An article written by Amy Glass, "I Look Down On Young Women With Husbands And Kids And I’m Not Sorry," has been making the rounds as of late. She contends that those of us that choose marriage and a family over focusing solely on ourselves and our professional goals are "being applauded for doing nothing."
But, in this post, just days later, she got it right. Feminism doesn't mean that every woman has to break through the glass ceiling and become the CEO of a Fortune 500 company. No, feminism instead means that every woman has choices. To quote Ms. Glass:
"The great thing about Feminism is that it means that women can do anything. You can be a working woman or a stay at home mother and both choices are equally valid. There is no “wrong way” to do feminism. This means that as good feminists, we never judge the choices of other women."
It's hard to imagine that the same person wrote the following only days earlier:
"Every time I hear someone say that feminism is about validating every choice a woman makes I have to fight back vomit.
Do people really think that a stay at home mom is really on equal footing with a woman who works and takes care of herself? There’s no way those two things are the same. It’s hard for me to believe it’s not just verbally placating these people so they don’t get in trouble with the mommy bloggers."
When are we going to stop judging one another? The woman that chooses to forgo marriage and a family to climb all the way to the top? Good for her. That's her choice. The woman that chooses to work, but doesn't choose to climb the ladder so she has more flexible hours? Way to go. That's her choice. Or, the woman that chooses to stay at home to raise a family? That's her choice, too. And, all of these choices are equally valid.
My mom chose to work while raising my brother and me. She had an extremely successful career, while balancing her roles as wife and mother.
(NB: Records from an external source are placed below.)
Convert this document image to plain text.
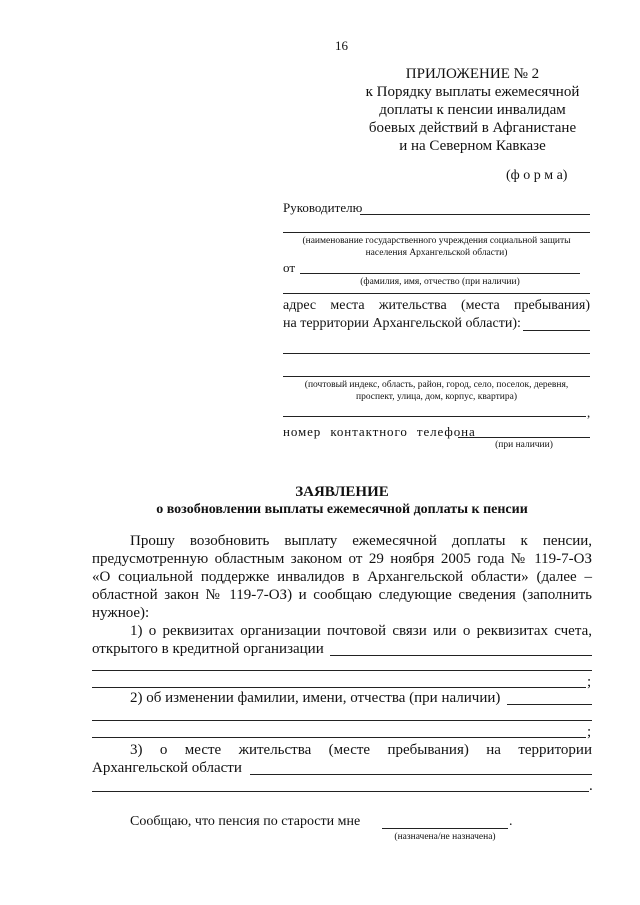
16
ПРИЛОЖЕНИЕ № 2
к Порядку выплаты ежемесячной
доплаты к пенсии инвалидам
боевых действий в Афганистане
и на Северном Кавказе
(ф о р м а)
Руководителю
(наименование государственного учреждения социальной защиты
населения Архангельской области)
от
(фамилия, имя, отчество (при наличии)
адрес места жительства (места пребывания)
на территории Архангельской области):
(почтовый индекс, область, район, город, село, поселок, деревня,
проспект, улица, дом, корпус, квартира)
,
номер контактного телефона
(при наличии)
ЗАЯВЛЕНИЕ
о возобновлении выплаты ежемесячной доплаты к пенсии
Прошу возобновить выплату ежемесячной доплаты к пенсии,
предусмотренную областным законом от 29 ноября 2005 года № 119-7-ОЗ
«О социальной поддержке инвалидов в Архангельской области» (далее –
областной закон № 119-7-ОЗ) и сообщаю следующие сведения (заполнить
нужное):
1) о реквизитах организации почтовой связи или о реквизитах счета,
открытого в кредитной организации
;
2) об изменении фамилии, имени, отчества (при наличии)
;
3) о месте жительства (месте пребывания) на территории
Архангельской области
.
Сообщаю, что пенсия по старости мне	.
(назначена/не назначена)
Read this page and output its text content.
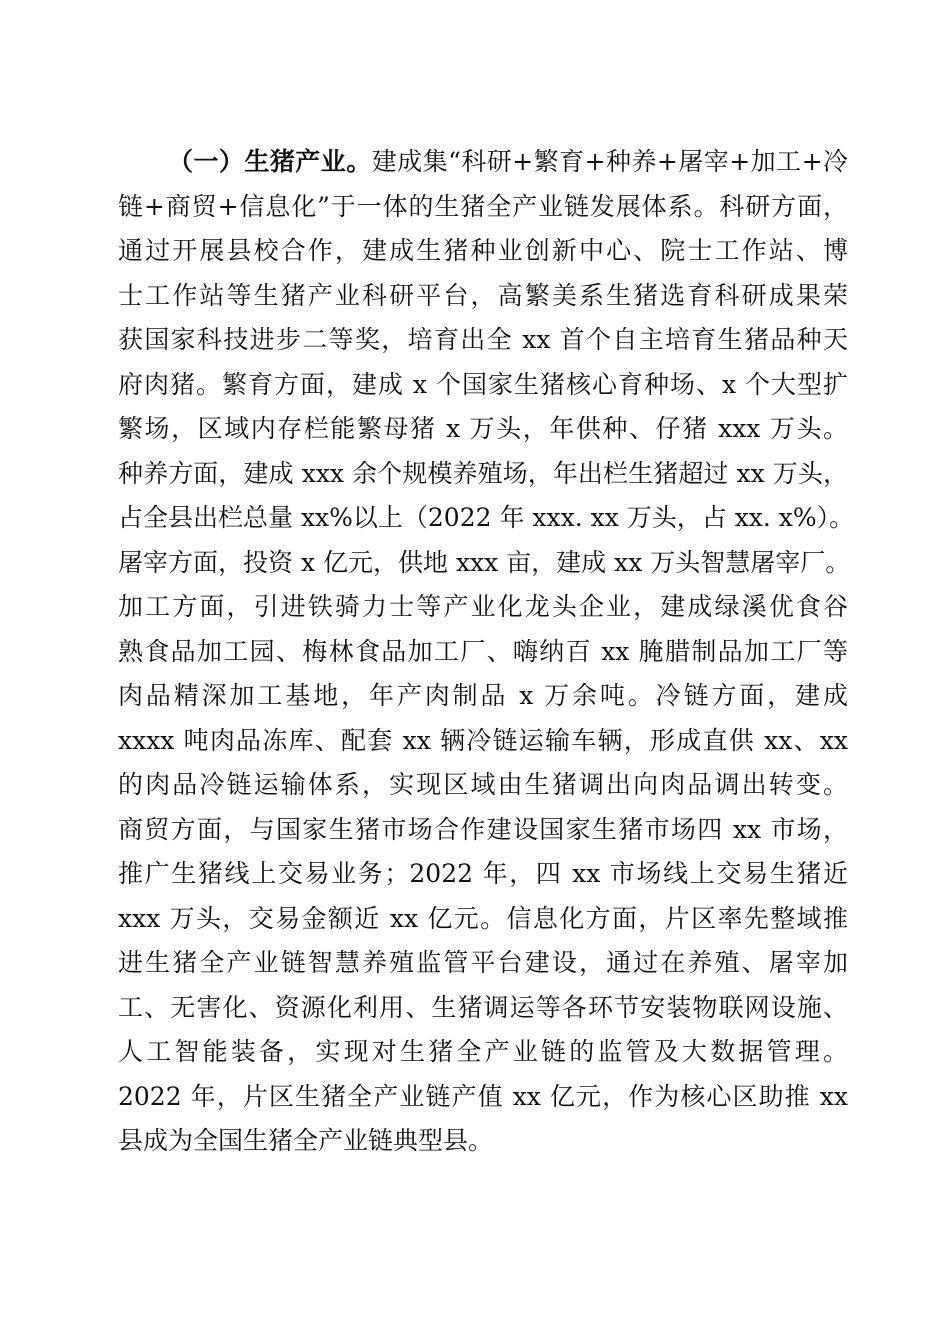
（一）生猪产业。建成集“科研+繁育+种养+屠宰+加工+冷
链+商贸+信息化”于一体的生猪全产业链发展体系。科研方面，
通过开展县校合作，建成生猪种业创新中心、院士工作站、博
士工作站等生猪产业科研平台，高繁美系生猪选育科研成果荣
获国家科技进步二等奖，培育出全 xx 首个自主培育生猪品种天
府肉猪。繁育方面，建成 x 个国家生猪核心育种场、x 个大型扩
繁场，区域内存栏能繁母猪 x 万头，年供种、仔猪 xxx 万头。
种养方面，建成 xxx 余个规模养殖场，年出栏生猪超过 xx 万头，
占全县出栏总量 xx%以上（2022 年 xxx. xx 万头，占 xx. x%）。
屠宰方面，投资 x 亿元，供地 xxx 亩，建成 xx 万头智慧屠宰厂。
加工方面，引进铁骑力士等产业化龙头企业，建成绿溪优食谷
熟食品加工园、梅林食品加工厂、嗨纳百 xx 腌腊制品加工厂等
肉品精深加工基地，年产肉制品 x 万余吨。冷链方面，建成
xxxx 吨肉品冻库、配套 xx 辆冷链运输车辆，形成直供 xx、xx
的肉品冷链运输体系，实现区域由生猪调出向肉品调出转变。
商贸方面，与国家生猪市场合作建设国家生猪市场四 xx 市场，
推广生猪线上交易业务；2022 年，四 xx 市场线上交易生猪近
xxx 万头，交易金额近 xx 亿元。信息化方面，片区率先整域推
进生猪全产业链智慧养殖监管平台建设，通过在养殖、屠宰加
工、无害化、资源化利用、生猪调运等各环节安装物联网设施、
人工智能装备，实现对生猪全产业链的监管及大数据管理。
2022 年，片区生猪全产业链产值 xx 亿元，作为核心区助推 xx
县成为全国生猪全产业链典型县。
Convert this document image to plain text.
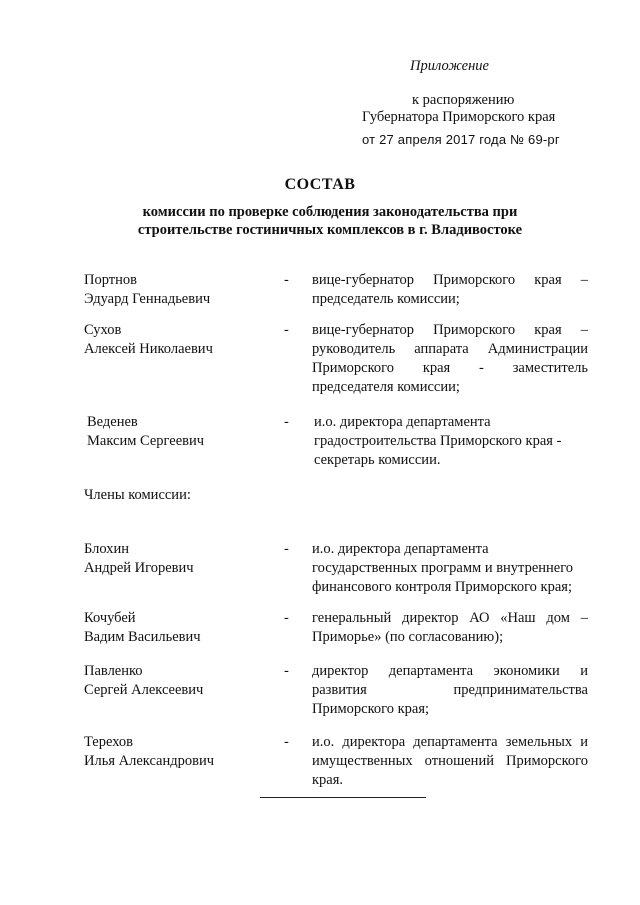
Приложение
к распоряжению
Губернатора Приморского края
от 27 апреля 2017 года № 69-рг
СОСТАВ
комиссии по проверке соблюдения законодательства при
строительстве гостиничных комплексов в г. Владивостоке
Портнов
Эдуард Геннадьевич
- вице-губернатор Приморского края – председатель комиссии;
Сухов
Алексей Николаевич
- вице-губернатор Приморского края – руководитель аппарата Администрации Приморского края - заместитель председателя комиссии;
Веденев
Максим Сергеевич
- и.о. директора департамента градостроительства Приморского края - секретарь комиссии.
Члены комиссии:
Блохин
Андрей Игоревич
- и.о. директора департамента государственных программ и внутреннего финансового контроля Приморского края;
Кочубей
Вадим Васильевич
- генеральный директор АО «Наш дом – Приморье» (по согласованию);
Павленко
Сергей Алексеевич
- директор департамента экономики и развития предпринимательства Приморского края;
Терехов
Илья Александрович
- и.о. директора департамента земельных и имущественных отношений Приморского края.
She coached our teams, she's been married to my father for 38 years, she seemingly had "it all." I've always wondered if she was disappointed when I didn't return to work after we had our oldest son, that I was "settling" for less than the best, that I was choosing to not have "it all."
So, I asked her this morning, "Mom, you're not going to hurt my feelings, but were you disappointed that I chose to stay at home?" She replied sincerely, "No, not disappointed. I was worried about you financially, but I was never disappointed." (It turned out fine financially.) Even though I didn't choose her path, she wasn't disappointed. If my mom, the poster child for "have it all" isn't disappointed in me, no one else should be disappointed or "look down" on me either.
For now, I will choose to forget the original article and remember this from Amy Glass, "Raising kids, managing a household and working a job are all equally important. There is no good or bad, there is only equal."
What do you think? Do you think stay at home moms are being applauded for "doing nothing"? Do you believe that the stay at home mom is equally as important as the mom that chooses a rising career or the woman that forgoes a family for career?